植え替えの際は、根についた古い土を落としすぎないように注意しながら、根鉢を軽くほぐします。特に成熟したクチナシは根が大きいので、植え替えの際に注意が必要です。
挿し木の方法
くちなしの挿し木は、6月から7月に行います。今年伸びた枝の中から健康なものを選び、鋭利なハサミで10cm程度、挿し芽の1.5cm下の長さに切ります。挿し木をしたら、植え付ける前にぬるま湯に1時間程度つけておきます。

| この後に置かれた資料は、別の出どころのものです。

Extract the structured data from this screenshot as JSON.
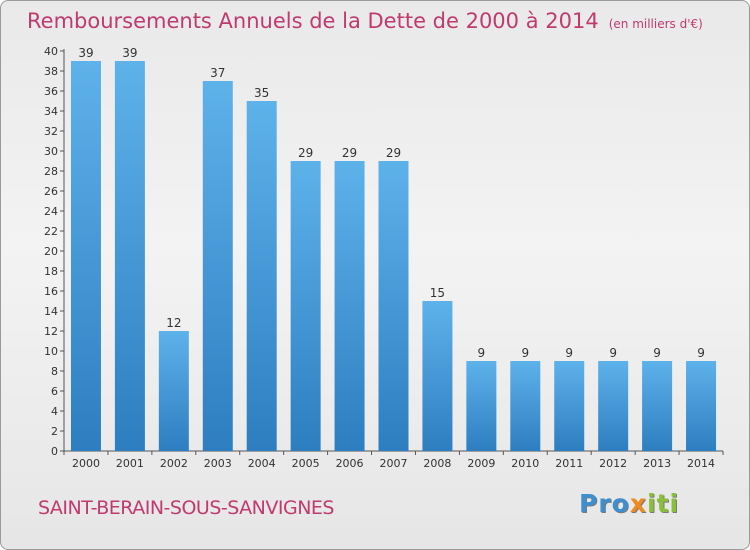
{
  "header": {
    "title": "Remboursements Annuels de la Dette de 2000 à 2014",
    "unit": "(en milliers d'€)"
  },
  "footer": {
    "commune": "SAINT-BERAIN-SOUS-SANVIGNES",
    "logo_letters": [
      {
        "ch": "P",
        "color": "#3d8fd0"
      },
      {
        "ch": "r",
        "color": "#3d8fd0"
      },
      {
        "ch": "o",
        "color": "#3d8fd0"
      },
      {
        "ch": "x",
        "color": "#f08a1e"
      },
      {
        "ch": "i",
        "color": "#8bbf3a"
      },
      {
        "ch": "t",
        "color": "#8bbf3a"
      },
      {
        "ch": "i",
        "color": "#8bbf3a"
      }
    ]
  },
  "chart_data": {
    "type": "bar",
    "categories": [
      "2000",
      "2001",
      "2002",
      "2003",
      "2004",
      "2005",
      "2006",
      "2007",
      "2008",
      "2009",
      "2010",
      "2011",
      "2012",
      "2013",
      "2014"
    ],
    "values": [
      39,
      39,
      12,
      37,
      35,
      29,
      29,
      29,
      15,
      9,
      9,
      9,
      9,
      9,
      9
    ],
    "title": "Remboursements Annuels de la Dette de 2000 à 2014",
    "ylim": [
      0,
      40
    ],
    "yticks": [
      0,
      2,
      4,
      6,
      8,
      10,
      12,
      14,
      16,
      18,
      20,
      22,
      24,
      26,
      28,
      30,
      32,
      34,
      36,
      38,
      40
    ],
    "grid": false,
    "bar_color_top": "#5eb2ea",
    "bar_color_bottom": "#2d7ec0",
    "label_color": "#333333"
  }
}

その後、発根を促すために下葉を丁寧に取り除き、上の芽が土の表面ぎりぎりになるように挿し木をします。一般的には、明るい日陰に置き、日当たりのよい場所に移すまでは、十分に水を与えておくことをお勧めします。
まとめ
クチナシは、大きくなりすぎず、剪定もあまり必要ないため、幅広い庭で育てやすい植物です。また、可憐な花と芳しい香りで道行く人を楽しませ、日々の喧騒から解放されるひとときを過ごせます。クチナシは手入れが簡単な植物なので、初めてガーデニングをする人からベテラン園芸家まで、どんな庭にもぴったりです。ぜひ、クチナシを庭や鉢植えで育てて、その美しさと安らぎを体験してください。